On the Beach

Jenny Diski

Christena Nippert-Eng loves the beach in spite of the noise, the bugs, the pebbles, the filth and the fact that her dermatologist insists she wear factor-60 sunscreen from April to October. It’s a nexus thing for her and she is quite lyrical about it. The beach is a place where all manner of stuff comes together, juxtaposed ‘in the most enchanting of ways … Creatures that walk, creatures that fly and creatures that swim intermingle here, scaring, fascinating, feeding and amusing each other.’ Air mixes with water, sand and wind, the fresh with the rotten, salty, sweet. Stillness is punctuated by rhythmic poundings, erratic splashes and insistent shrieks. Nippert-Eng loves the beach because she is ‘drawn to the phenomenon of boundaries’. It’s such a good place to observe the public and private meeting, overlapping and drawing back that she made a diagram of a day on North Beach in Chicago delineating the various social zones. Sandcastles and beach balls at the water’s edge, a phalanx of family icons – umbrellas and baby buggies – take the space nearest to the water, further back are the bicycles and mobile phones of the single and young, and just behind them a solitary fat figure (‘an especially hirsute, grossly obese man wearing nothing but a fluorescent yellow thong’) lying on the sand grossing out the late-arriving, cycling, music-playing, mobile-chatting youth, of whose disgust he is oblivious. The beach is a happy metaphor for the boundaries of privacy, and the work that people put into achieving it, as well as the degrees of success and failure others have in acknowledging the boundaries or even being aware that they exist. Everyone knows their place, except for those who don’t. Nippert-Eng observed a mother who briefly left her blanket and umbrella to check on her children down by the water. When she returned, a man with a child in a large buggy had laid out his towel in front of her, blocking her view. She said nothing, it was a public beach and the space had been vacant, but in a moment she lit a cigarette and blew the smoke in the direction of the man and his baby. After an exchange of words, the man moved to the left and the woman blew her smoke to the right. A battle between visual and olfactory privacy resolved, as Nippert-Eng says, by ‘a stroke of symbolic interaction genius’.

Islands of Privacy makes the move from the idea of privacy as a series of islands in an ocean of public existence, on the beaches along which we can watch the negotiations, to more common interstitial places and objects: wallets and bags; mobile phones and electronic communications; doors, windows and front yards. These various liminal areas structure the chapters, while the substance of the book largely consists of 74 people’s transcribed responses to a 132-point questionnaire about each of these items or places. What the book gains from the predominance of the survey are verbatim transcriptions of individual voices and some interesting anecdotes, but much of Nippert-Eng’s engaging enthusiasm for beaches and pleasingly written speculation is lost to the formal requirements of sociology. It’s perverse of me to complain, since she is a sociologist writing a sociology book, but I would have been more content to spend the book on the beach (or peeking through windows, rifling through wallets and checking people’s mobiles) while Nippert-Eng continued beguilingly to observe and comment on the behaviour of strangers.
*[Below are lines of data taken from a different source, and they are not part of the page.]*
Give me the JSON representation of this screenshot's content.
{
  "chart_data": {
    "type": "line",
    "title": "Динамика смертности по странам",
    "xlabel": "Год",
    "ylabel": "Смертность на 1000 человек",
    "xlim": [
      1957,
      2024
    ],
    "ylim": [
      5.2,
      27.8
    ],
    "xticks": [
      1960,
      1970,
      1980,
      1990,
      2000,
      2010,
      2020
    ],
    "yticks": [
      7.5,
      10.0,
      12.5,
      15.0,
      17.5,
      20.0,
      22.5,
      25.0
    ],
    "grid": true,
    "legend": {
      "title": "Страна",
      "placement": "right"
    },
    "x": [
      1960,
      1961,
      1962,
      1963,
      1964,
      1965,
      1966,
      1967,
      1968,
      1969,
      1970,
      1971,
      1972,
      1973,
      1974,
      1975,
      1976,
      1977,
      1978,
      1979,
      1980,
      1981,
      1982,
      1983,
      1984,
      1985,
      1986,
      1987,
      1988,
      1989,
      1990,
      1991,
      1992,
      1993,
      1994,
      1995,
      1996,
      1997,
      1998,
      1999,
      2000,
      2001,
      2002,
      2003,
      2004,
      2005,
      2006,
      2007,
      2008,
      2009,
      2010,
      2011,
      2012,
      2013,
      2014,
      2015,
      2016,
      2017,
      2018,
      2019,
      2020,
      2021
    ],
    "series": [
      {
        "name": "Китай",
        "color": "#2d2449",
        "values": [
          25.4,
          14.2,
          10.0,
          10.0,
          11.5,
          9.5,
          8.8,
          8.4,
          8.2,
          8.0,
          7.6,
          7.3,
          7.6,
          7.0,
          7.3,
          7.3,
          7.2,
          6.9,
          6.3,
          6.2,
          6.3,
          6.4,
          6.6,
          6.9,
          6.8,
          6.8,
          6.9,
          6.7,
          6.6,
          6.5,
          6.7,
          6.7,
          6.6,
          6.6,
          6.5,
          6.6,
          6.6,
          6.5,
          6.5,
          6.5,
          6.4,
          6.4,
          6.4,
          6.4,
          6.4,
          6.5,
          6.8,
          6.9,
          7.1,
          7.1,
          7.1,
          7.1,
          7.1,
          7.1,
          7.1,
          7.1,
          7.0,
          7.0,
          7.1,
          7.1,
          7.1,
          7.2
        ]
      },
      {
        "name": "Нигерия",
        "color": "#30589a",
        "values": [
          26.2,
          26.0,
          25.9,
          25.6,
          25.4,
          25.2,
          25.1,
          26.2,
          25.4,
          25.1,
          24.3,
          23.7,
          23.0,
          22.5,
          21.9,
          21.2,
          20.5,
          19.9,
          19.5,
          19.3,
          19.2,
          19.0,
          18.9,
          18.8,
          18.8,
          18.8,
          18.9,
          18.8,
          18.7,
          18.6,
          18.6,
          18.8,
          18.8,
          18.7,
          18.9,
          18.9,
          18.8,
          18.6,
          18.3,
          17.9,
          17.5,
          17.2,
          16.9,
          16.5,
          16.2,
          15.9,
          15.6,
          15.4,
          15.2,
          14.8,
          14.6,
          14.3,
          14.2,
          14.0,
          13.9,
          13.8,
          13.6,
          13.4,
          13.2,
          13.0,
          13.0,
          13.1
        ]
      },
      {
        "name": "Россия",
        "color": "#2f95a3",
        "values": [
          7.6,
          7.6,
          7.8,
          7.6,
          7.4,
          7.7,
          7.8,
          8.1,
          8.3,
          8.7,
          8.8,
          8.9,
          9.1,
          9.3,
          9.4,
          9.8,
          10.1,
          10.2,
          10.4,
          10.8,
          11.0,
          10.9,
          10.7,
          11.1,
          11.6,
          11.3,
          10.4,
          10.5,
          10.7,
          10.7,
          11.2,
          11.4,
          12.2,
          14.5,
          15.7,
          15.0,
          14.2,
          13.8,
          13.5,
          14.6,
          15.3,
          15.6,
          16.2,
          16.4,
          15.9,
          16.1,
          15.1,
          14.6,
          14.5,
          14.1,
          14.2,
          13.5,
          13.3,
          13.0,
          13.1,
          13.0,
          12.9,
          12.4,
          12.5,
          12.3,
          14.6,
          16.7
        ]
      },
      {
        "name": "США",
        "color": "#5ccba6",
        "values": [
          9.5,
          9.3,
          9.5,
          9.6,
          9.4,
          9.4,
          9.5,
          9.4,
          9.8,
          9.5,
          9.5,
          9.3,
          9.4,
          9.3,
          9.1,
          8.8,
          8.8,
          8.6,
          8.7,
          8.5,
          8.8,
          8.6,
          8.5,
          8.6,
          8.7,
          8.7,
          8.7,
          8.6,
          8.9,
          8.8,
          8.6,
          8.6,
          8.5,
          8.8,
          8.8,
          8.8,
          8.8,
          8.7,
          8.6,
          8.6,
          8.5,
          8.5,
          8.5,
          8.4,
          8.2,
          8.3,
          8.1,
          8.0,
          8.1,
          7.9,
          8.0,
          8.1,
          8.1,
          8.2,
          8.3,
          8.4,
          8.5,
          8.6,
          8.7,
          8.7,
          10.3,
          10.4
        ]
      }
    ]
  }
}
Although the survey group were from varying and sometimes impoverished backgrounds, they were at the time of interview ‘an undeniably privileged population’, all of whom lived in the Chicago area. They were contacted and asked to participate because of the author’s ‘personal knowledge about them and desire to speak with them’, though a few were recommended by interviewers on the project. As a result it is hardly a diverse cohort. The respondents are a ‘judgment sample’, not a random selection. The insights, Nippert-Eng points out, ‘may or may not hold for other populations in the US’. Or even for other populations in Chicago, let alone for other parts of the world. Still, if you are going to investigate what happens to people’s sense of the private at their doors and windows and in their front yards, on their mobiles and computers, between work and home and in their wallets, then they will have to be people who have houses, electronic goods, jobs, as well as money and credit cards to put in wallets and bags – though I suppose the dispossessed, out of work or homeless poor could sit on the beach along with the families, the fat and the young. The meaning of privacy to the impoverished or unemployed, as well as to different ethnic groups, or to the Spanish or to Kenyans, is a question that hovered in my mind as I read Islands of Privacy.